Furthermore, tax cuts meet the needs of the current strategic transformation of trade.In the past, China's trade strategy was often encouraged to export, but with China's consumption upgrade, Chinese residents' demand for overseas high -end goods has further increased. China is shifting from excessive exports to import and export.However, the current situation facing China is that although the import tariffs are not high, the comprehensive tax burden on the import of value -added tax and consumption tax is still heavier.It is more than twice the price of the shore. From the perspective of encouraging imports, tax cuts also have room for space.

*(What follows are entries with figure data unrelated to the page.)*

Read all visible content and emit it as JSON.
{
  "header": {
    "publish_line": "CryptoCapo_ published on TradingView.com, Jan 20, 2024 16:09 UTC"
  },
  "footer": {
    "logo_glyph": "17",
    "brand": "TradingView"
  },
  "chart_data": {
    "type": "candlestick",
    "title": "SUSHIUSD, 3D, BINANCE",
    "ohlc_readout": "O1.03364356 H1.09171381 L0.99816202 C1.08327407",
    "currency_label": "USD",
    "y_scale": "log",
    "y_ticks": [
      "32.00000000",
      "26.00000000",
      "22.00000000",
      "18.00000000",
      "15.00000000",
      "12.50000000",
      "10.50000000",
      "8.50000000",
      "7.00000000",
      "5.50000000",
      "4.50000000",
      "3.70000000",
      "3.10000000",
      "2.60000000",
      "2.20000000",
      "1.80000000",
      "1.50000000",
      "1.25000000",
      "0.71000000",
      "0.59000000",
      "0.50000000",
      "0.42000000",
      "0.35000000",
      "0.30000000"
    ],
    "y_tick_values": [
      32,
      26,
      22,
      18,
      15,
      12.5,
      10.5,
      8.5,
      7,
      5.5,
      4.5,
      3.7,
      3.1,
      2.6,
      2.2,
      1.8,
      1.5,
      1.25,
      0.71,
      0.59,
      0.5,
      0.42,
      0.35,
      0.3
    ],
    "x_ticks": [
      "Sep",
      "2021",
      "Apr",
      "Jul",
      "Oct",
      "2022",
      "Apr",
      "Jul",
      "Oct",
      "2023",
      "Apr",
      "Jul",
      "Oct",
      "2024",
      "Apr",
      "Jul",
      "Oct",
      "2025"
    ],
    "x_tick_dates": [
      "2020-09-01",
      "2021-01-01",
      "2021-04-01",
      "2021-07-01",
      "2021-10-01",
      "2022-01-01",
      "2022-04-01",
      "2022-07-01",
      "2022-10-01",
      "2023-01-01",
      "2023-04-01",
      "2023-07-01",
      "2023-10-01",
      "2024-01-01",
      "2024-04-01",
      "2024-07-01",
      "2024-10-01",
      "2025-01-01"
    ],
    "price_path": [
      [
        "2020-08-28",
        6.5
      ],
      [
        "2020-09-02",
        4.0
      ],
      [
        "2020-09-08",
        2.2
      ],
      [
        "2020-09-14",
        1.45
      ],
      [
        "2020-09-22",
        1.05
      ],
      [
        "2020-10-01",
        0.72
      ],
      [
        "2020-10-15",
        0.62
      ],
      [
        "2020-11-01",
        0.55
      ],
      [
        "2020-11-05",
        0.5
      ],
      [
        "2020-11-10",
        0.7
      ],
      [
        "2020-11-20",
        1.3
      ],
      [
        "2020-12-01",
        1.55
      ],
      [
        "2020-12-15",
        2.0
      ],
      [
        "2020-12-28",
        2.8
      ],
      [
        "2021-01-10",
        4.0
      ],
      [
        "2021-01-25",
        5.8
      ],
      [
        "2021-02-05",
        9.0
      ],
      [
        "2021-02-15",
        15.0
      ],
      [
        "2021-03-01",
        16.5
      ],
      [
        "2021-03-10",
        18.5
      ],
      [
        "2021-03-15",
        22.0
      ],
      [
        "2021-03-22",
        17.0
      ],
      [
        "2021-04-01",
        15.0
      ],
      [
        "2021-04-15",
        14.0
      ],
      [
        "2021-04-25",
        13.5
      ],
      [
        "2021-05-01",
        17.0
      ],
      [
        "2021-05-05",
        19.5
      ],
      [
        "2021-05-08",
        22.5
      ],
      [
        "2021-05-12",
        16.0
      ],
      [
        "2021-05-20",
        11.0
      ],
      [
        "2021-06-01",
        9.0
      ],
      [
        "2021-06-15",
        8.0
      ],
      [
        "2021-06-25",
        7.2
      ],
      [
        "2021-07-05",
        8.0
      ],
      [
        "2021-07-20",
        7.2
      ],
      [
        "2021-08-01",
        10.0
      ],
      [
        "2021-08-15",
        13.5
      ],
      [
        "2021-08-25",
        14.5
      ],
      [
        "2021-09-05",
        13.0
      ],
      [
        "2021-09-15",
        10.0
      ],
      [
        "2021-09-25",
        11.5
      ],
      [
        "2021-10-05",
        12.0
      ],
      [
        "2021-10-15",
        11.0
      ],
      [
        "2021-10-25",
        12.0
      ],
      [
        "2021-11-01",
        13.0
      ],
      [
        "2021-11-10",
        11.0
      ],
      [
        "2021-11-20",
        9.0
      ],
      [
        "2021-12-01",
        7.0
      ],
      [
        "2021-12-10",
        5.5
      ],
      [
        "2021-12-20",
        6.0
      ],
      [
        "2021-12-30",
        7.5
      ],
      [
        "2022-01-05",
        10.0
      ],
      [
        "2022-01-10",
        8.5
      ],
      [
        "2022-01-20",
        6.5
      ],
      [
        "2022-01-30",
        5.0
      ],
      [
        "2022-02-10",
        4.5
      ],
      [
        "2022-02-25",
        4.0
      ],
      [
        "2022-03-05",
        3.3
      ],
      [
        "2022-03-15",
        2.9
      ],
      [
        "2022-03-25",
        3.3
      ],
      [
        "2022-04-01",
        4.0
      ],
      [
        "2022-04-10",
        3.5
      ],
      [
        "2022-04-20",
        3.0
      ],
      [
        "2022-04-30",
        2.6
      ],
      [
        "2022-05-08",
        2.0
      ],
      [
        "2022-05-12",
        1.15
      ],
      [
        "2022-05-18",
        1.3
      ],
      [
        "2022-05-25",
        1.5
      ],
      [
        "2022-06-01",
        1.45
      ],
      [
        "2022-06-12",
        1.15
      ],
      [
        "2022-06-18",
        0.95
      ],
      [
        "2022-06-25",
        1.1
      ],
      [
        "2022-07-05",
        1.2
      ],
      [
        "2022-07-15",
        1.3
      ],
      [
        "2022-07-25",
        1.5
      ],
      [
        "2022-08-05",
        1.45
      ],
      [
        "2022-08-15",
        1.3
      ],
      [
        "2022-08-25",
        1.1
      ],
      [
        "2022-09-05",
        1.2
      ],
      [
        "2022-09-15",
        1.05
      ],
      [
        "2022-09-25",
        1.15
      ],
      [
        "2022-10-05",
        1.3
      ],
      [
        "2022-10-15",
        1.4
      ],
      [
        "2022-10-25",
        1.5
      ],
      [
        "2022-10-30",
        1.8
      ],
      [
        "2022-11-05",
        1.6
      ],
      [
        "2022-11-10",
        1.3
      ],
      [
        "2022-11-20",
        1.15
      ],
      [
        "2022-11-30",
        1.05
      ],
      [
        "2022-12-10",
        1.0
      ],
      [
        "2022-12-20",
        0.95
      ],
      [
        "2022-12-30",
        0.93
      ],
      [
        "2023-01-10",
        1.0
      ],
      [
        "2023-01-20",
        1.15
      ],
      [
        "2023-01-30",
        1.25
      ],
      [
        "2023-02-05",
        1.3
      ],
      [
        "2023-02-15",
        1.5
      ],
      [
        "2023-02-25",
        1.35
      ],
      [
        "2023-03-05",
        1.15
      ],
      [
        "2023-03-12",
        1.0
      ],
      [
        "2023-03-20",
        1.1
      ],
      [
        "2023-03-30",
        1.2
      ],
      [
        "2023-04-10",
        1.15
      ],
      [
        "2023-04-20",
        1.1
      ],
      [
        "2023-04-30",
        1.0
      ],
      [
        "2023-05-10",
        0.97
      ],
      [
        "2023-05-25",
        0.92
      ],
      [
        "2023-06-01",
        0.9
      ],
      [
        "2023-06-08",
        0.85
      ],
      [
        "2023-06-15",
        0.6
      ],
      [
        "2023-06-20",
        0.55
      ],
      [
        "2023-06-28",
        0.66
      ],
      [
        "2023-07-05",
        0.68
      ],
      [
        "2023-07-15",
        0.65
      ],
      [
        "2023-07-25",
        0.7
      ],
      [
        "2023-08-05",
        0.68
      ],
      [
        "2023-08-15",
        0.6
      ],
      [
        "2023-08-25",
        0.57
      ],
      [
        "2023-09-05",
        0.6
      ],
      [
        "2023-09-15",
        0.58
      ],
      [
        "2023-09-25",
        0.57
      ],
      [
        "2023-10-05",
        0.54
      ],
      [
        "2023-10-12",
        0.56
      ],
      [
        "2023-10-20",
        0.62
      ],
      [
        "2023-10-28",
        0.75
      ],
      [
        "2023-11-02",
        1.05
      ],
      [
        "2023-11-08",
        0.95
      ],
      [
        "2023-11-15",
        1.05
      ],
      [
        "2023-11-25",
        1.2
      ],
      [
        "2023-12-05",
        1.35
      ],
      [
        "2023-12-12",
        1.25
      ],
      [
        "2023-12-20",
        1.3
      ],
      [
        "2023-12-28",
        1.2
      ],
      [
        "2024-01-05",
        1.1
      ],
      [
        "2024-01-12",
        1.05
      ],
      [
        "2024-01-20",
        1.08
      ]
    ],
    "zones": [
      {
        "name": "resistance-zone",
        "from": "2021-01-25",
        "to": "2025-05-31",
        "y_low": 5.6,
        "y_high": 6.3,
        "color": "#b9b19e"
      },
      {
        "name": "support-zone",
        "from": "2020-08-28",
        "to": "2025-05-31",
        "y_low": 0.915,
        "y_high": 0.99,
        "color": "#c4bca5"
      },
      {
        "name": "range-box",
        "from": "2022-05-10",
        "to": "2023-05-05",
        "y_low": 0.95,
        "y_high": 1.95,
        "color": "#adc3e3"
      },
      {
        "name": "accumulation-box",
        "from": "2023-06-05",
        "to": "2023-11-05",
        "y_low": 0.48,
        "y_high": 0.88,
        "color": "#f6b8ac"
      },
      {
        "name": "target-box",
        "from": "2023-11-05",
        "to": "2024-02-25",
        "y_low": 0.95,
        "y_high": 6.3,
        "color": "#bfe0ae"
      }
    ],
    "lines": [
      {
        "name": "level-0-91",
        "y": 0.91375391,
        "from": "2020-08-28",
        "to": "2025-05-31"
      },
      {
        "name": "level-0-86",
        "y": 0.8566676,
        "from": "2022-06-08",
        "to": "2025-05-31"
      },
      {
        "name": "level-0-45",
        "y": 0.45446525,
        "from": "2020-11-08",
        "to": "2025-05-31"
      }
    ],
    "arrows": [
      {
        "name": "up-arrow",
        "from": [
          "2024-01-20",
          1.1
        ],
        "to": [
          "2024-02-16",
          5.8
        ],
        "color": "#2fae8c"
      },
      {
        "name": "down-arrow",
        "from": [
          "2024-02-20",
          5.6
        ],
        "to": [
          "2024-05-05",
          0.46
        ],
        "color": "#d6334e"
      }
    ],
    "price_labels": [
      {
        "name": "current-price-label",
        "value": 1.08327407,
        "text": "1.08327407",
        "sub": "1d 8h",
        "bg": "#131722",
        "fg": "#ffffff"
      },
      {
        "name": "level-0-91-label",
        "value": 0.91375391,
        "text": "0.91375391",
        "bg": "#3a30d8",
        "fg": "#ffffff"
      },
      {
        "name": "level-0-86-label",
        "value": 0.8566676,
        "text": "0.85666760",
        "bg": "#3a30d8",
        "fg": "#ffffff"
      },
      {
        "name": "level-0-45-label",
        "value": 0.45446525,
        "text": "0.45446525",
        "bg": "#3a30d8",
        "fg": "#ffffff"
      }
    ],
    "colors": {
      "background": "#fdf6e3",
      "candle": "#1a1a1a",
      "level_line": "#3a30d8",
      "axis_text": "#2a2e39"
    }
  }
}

Finally, tax cuts are the further improvement of the fiscal and taxation system, and it is an important part of reform that enters the deep water area.In my opinion, the current economic cycle of China is becoming shorter and shorter, and most of the macro policies adopted in recent years are inseparable from short -term and administrative characteristics.Through tax cuts, the effect is more long -term for the dilemma faced by the Chinese economy.
In fact, as early as the Third Plenary Session of the 18th Central Committee, the speed -up reform of fiscal and taxation has become a consensus. HoweverThe effect is not obvious.Therefore, the author believes that if the Chinese economy wants to get out of Andrdquo; to speed up the construction of long -term mechanisms, tax cuts and people are still rich, it is imperative.